Ebook and audiobook available on Libby.
As the story opens in 2083, Judy Wallach-Stevens is disturbed from a night of not sleeping well by an alarm announcing pollution in the bay near her. As Judy’s a water specialist for the local Chesapeake Watershed of the Dandelion Network – working to restore the Earth to health – she and her wife Carol, along with their nursing baby Dorrie call a van to take them to the site. But what awaits them is not a faulty sensor, but a spaceship with members of two symbiotic species. Their captain, Cytosine, introduces her babies Chlorophyll and Diamond to Dorrie, and says they’ve come to rescue humans from Earth, as they can tell that it will soon become uninhabitable.

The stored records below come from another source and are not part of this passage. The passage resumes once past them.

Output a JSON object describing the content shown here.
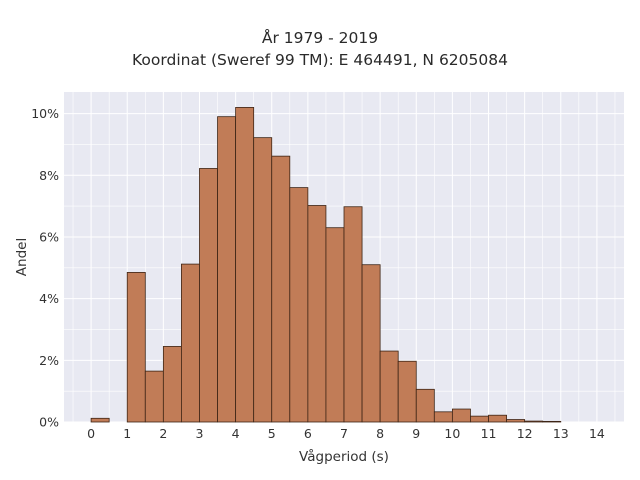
{
  "chart_data": {
    "type": "bar",
    "title": "År 1979 - 2019",
    "subtitle": "Koordinat (Sweref 99 TM): E 464491, N 6205084",
    "xlabel": "Vågperiod (s)",
    "ylabel": "Andel",
    "xlim": [
      -0.75,
      14.75
    ],
    "ylim": [
      0,
      10.7
    ],
    "x_ticks": [
      0,
      1,
      2,
      3,
      4,
      5,
      6,
      7,
      8,
      9,
      10,
      11,
      12,
      13,
      14
    ],
    "y_ticks": [
      0,
      2,
      4,
      6,
      8,
      10
    ],
    "y_tick_suffix": "%",
    "bin_width": 0.5,
    "bin_starts": [
      0,
      1,
      1.5,
      2,
      2.5,
      3,
      3.5,
      4,
      4.5,
      5,
      5.5,
      6,
      6.5,
      7,
      7.5,
      8,
      8.5,
      9,
      9.5,
      10,
      10.5,
      11,
      11.5,
      12,
      12.5
    ],
    "values": [
      0.12,
      4.85,
      1.65,
      2.45,
      5.12,
      8.22,
      9.9,
      10.2,
      9.22,
      8.62,
      7.6,
      7.02,
      6.3,
      6.98,
      5.1,
      2.3,
      1.97,
      1.06,
      0.33,
      0.42,
      0.19,
      0.22,
      0.08,
      0.03,
      0.02
    ],
    "grid": true,
    "colors": {
      "bar_fill": "#c17c57",
      "bar_edge": "#3d2415",
      "plot_bg": "#e8e9f2",
      "grid": "#ffffff"
    }
  }
}
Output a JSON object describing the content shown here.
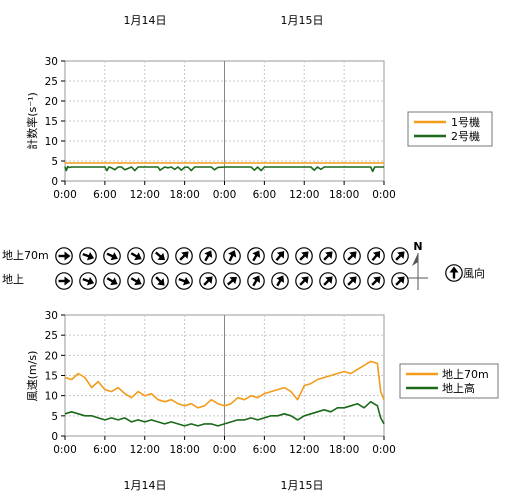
{
  "day_labels_top": [
    "1月14日",
    "1月15日"
  ],
  "day_labels_bottom": [
    "1月14日",
    "1月15日"
  ],
  "time_ticks": [
    "0:00",
    "6:00",
    "12:00",
    "18:00",
    "0:00",
    "6:00",
    "12:00",
    "18:00",
    "0:00"
  ],
  "wind": {
    "row_labels": [
      "地上70m",
      "地上"
    ],
    "compass_letter": "N",
    "legend_label": "風向",
    "directions_70m": [
      90,
      115,
      110,
      110,
      115,
      115,
      120,
      120,
      130,
      45,
      45,
      35,
      30,
      25,
      25,
      30,
      30,
      35,
      40,
      45,
      45,
      40,
      45,
      45,
      45,
      45,
      40,
      45
    ],
    "directions_ground": [
      90,
      120,
      110,
      120,
      120,
      120,
      120,
      125,
      135,
      125,
      110,
      125,
      45,
      40,
      50,
      45,
      30,
      35,
      30,
      40,
      45,
      45,
      45,
      45,
      45,
      50,
      45,
      45
    ]
  },
  "chart_data": [
    {
      "type": "line",
      "ylabel": "計数率(s⁻¹)",
      "ylim": [
        0,
        30
      ],
      "yticks": [
        0,
        5,
        10,
        15,
        20,
        25,
        30
      ],
      "xlim_hours": [
        0,
        48
      ],
      "series": [
        {
          "name": "1号機",
          "color": "#f39c1a",
          "x": [
            0,
            48
          ],
          "y": [
            4.5,
            4.5
          ]
        },
        {
          "name": "2号機",
          "color": "#1a6a1a",
          "x": [
            0,
            0.2,
            0.4,
            0.6,
            1,
            6,
            6.3,
            6.6,
            7,
            7.5,
            8,
            8.5,
            9,
            10,
            10.5,
            11,
            12,
            13,
            14,
            14.3,
            15,
            15.5,
            16,
            16.5,
            17,
            17.5,
            18,
            18.5,
            19,
            19.5,
            20,
            21,
            22,
            22.5,
            23,
            24,
            25,
            26,
            27,
            28,
            28.5,
            29,
            29.5,
            30,
            31,
            32,
            33,
            34,
            35,
            36,
            37,
            37.5,
            38,
            38.5,
            39,
            40,
            41,
            42,
            43,
            44,
            45,
            45.5,
            46,
            46.3,
            46.6,
            47,
            48
          ],
          "y": [
            3.6,
            2.6,
            3.6,
            3.4,
            3.5,
            3.5,
            2.6,
            3.5,
            3.3,
            2.8,
            3.5,
            3.5,
            2.8,
            3.5,
            2.6,
            3.5,
            3.5,
            3.5,
            3.5,
            2.7,
            3.5,
            3.3,
            3.5,
            2.9,
            3.5,
            2.7,
            3.4,
            3.5,
            2.6,
            3.5,
            3.5,
            3.5,
            3.5,
            2.8,
            3.4,
            3.5,
            3.5,
            3.5,
            3.5,
            3.5,
            2.7,
            3.5,
            2.6,
            3.5,
            3.5,
            3.5,
            3.5,
            3.5,
            3.5,
            3.5,
            3.5,
            2.7,
            3.5,
            2.9,
            3.5,
            3.5,
            3.5,
            3.5,
            3.5,
            3.5,
            3.5,
            3.5,
            3.5,
            2.4,
            3.5,
            3.5,
            3.5
          ]
        }
      ]
    },
    {
      "type": "line",
      "ylabel": "風速(m/s)",
      "ylim": [
        0,
        30
      ],
      "yticks": [
        0,
        5,
        10,
        15,
        20,
        25,
        30
      ],
      "xlim_hours": [
        0,
        48
      ],
      "series": [
        {
          "name": "地上70m",
          "color": "#f39c1a",
          "x": [
            0,
            1,
            2,
            3,
            4,
            5,
            6,
            7,
            8,
            9,
            10,
            11,
            12,
            13,
            14,
            15,
            16,
            17,
            18,
            19,
            20,
            21,
            22,
            23,
            24,
            25,
            26,
            27,
            28,
            29,
            30,
            31,
            32,
            33,
            34,
            35,
            36,
            37,
            38,
            39,
            40,
            41,
            42,
            43,
            44,
            45,
            46,
            47,
            47.5,
            48
          ],
          "y": [
            14.5,
            14.0,
            15.5,
            14.5,
            12.0,
            13.5,
            11.5,
            11.0,
            12.0,
            10.5,
            9.5,
            11.0,
            10.0,
            10.5,
            9.0,
            8.5,
            9.0,
            8.0,
            7.5,
            8.0,
            7.0,
            7.5,
            9.0,
            8.0,
            7.5,
            8.0,
            9.5,
            9.0,
            10.0,
            9.5,
            10.5,
            11.0,
            11.5,
            12.0,
            11.0,
            9.0,
            12.5,
            13.0,
            14.0,
            14.5,
            15.0,
            15.5,
            16.0,
            15.5,
            16.5,
            17.5,
            18.5,
            18.0,
            11.0,
            9.0
          ]
        },
        {
          "name": "地上高",
          "color": "#1a6a1a",
          "x": [
            0,
            1,
            2,
            3,
            4,
            5,
            6,
            7,
            8,
            9,
            10,
            11,
            12,
            13,
            14,
            15,
            16,
            17,
            18,
            19,
            20,
            21,
            22,
            23,
            24,
            25,
            26,
            27,
            28,
            29,
            30,
            31,
            32,
            33,
            34,
            35,
            36,
            37,
            38,
            39,
            40,
            41,
            42,
            43,
            44,
            45,
            46,
            47,
            47.5,
            48
          ],
          "y": [
            5.5,
            6.0,
            5.5,
            5.0,
            5.0,
            4.5,
            4.0,
            4.5,
            4.0,
            4.5,
            3.5,
            4.0,
            3.5,
            4.0,
            3.5,
            3.0,
            3.5,
            3.0,
            2.5,
            3.0,
            2.5,
            3.0,
            3.0,
            2.5,
            3.0,
            3.5,
            4.0,
            4.0,
            4.5,
            4.0,
            4.5,
            5.0,
            5.0,
            5.5,
            5.0,
            4.0,
            5.0,
            5.5,
            6.0,
            6.5,
            6.0,
            7.0,
            7.0,
            7.5,
            8.0,
            7.0,
            8.5,
            7.5,
            4.5,
            3.0
          ]
        }
      ]
    }
  ]
}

From here, more and more strands are introduced into the braid of the story. There’s the part where Cytosine only wants to talk to Judy rather than the Chesapeake’s diplomatic expert because only mothers with babies are important enough to talk to. NASA quickly finds an expert on maternity leave to send in to represent them, while the corporations, exiled to man-made islands off Australia, send in their own representatives. There are of course many different attitudes to conservation and space travel, but also a strong thread of looking at different possibilities around gender expression, as each culture in the book has their own very different customs. Relationships are built, strained, examined. All of this considering the possibility of leaving Earth is grounded – literally – in the rhythms of Judy and Carol’s household’s garden and the Jewish year, as well as the realities of life with babies. Even though the circumstances are dire, it’s filled with love and hope. I couldn’t stop talking about it for at least a month afterwards (which is saying something as Cybils season started immediately afterwards), and it was so rich that I’m sure I’ll go back to it again.
This could pair well with The Long Way to a Small, Angry Planet by Becky Chambers and the 2016 movie Arrival.